I'm an open-minded guy. This study had some surprises for me, so I mention it:
What daily practice may help American Christians become more concerned about issues of poverty, conservation and civil liberties?
Reading the Bible.
The answer may come as a surprise to those locked into viewing religious practices in ideological boxes. However, a new study by Baylor University researcher Aaron Franzen found frequent Bible reading predicted greater support for issues ranging from the compatibility of science and religion to more humane treatment of criminals.
The study, one of the first to examine the social consequences of reading Scripture, reveals the effects of Bible reading appear to transcend conservative-liberal boundaries.
Thus, even as opposition to same-sex marriage and legalized abortion tends to increase with more time spent with the Bible, so does the number of people who say it is important to actively seek social and economic justice, Franzen found...
...Consider some of the findings:
- The likelihood of Christians saying it is important to actively seek social and economic justice to be a good person increased 39 percent with each jump up the ladder of the frequency of reading Scripture, from reading the Bible less than once a year to no more than once a month to about weekly to several times a week or more.
- Christian respondents overall were 27 percent more likely to say it is important to consume or use fewer goods to be a good person as they became more frequent Bible readers.
- Reading the Bible more often also was linked to improved attitudes toward science. Respondents were 22 percent less likely to view religion and science as incompatible at each step toward more frequent Bible reading.
- The issues seemed to matter more than conservative-liberal tags. In the case of another major public policy debate, same-sex unions, nearly half of respondents who read the Bible less than once a year said homosexuals should be allowed to marry, while only 6 percent of people who read the Bible several times a week or more approved of such marriages.

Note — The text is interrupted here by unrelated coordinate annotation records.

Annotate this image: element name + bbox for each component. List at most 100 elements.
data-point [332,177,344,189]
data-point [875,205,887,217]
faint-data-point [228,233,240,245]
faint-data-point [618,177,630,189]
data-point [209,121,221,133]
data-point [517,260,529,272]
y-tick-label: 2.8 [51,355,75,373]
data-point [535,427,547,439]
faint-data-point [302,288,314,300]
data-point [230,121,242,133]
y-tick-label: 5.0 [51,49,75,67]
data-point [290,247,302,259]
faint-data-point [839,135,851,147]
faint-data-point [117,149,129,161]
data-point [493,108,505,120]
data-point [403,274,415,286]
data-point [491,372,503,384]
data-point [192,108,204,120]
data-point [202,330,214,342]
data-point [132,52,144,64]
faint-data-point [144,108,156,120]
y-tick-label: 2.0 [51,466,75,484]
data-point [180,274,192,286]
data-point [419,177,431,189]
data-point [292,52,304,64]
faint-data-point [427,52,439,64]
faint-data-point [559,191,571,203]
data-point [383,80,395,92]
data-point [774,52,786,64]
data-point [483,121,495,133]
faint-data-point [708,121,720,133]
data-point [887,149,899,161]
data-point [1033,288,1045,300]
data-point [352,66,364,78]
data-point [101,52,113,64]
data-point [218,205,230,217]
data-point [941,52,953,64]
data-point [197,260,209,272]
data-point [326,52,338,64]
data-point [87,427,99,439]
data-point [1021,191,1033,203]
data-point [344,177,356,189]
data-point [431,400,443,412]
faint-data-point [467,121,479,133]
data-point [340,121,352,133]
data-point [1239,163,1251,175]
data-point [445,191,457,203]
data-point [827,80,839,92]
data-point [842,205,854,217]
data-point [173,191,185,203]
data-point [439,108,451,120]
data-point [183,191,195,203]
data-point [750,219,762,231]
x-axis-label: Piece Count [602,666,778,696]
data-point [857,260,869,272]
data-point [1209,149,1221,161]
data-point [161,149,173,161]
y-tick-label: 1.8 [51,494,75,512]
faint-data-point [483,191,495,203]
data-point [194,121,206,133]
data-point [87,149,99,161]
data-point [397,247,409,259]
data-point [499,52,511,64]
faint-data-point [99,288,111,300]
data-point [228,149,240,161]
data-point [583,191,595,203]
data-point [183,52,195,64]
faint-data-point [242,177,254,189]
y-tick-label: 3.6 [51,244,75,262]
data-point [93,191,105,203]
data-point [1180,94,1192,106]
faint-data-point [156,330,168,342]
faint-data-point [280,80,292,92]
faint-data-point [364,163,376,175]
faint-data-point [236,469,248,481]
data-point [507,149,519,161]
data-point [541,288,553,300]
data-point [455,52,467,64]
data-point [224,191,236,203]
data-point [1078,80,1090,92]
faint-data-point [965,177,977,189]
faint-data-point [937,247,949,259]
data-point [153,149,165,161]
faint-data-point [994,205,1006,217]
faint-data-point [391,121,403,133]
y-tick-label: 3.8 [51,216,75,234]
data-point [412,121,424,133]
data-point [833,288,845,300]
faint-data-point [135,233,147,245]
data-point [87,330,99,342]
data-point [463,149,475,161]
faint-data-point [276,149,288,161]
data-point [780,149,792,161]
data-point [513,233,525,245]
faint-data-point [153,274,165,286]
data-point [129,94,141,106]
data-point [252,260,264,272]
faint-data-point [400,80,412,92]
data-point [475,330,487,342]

Of course, I've been saying here for a long time that many self-described Christians seem to be clueless about the liberal policies that Jesus espoused. Nothing wrong with finding out, eh? Maybe it's just that reading the Bible is a marker for being willing and able to read at all. Or maybe reading the Bible actually opens their eyes. To some things. Doesn't seem to help when it comes to gay rights. But I suppose we should take what we can get.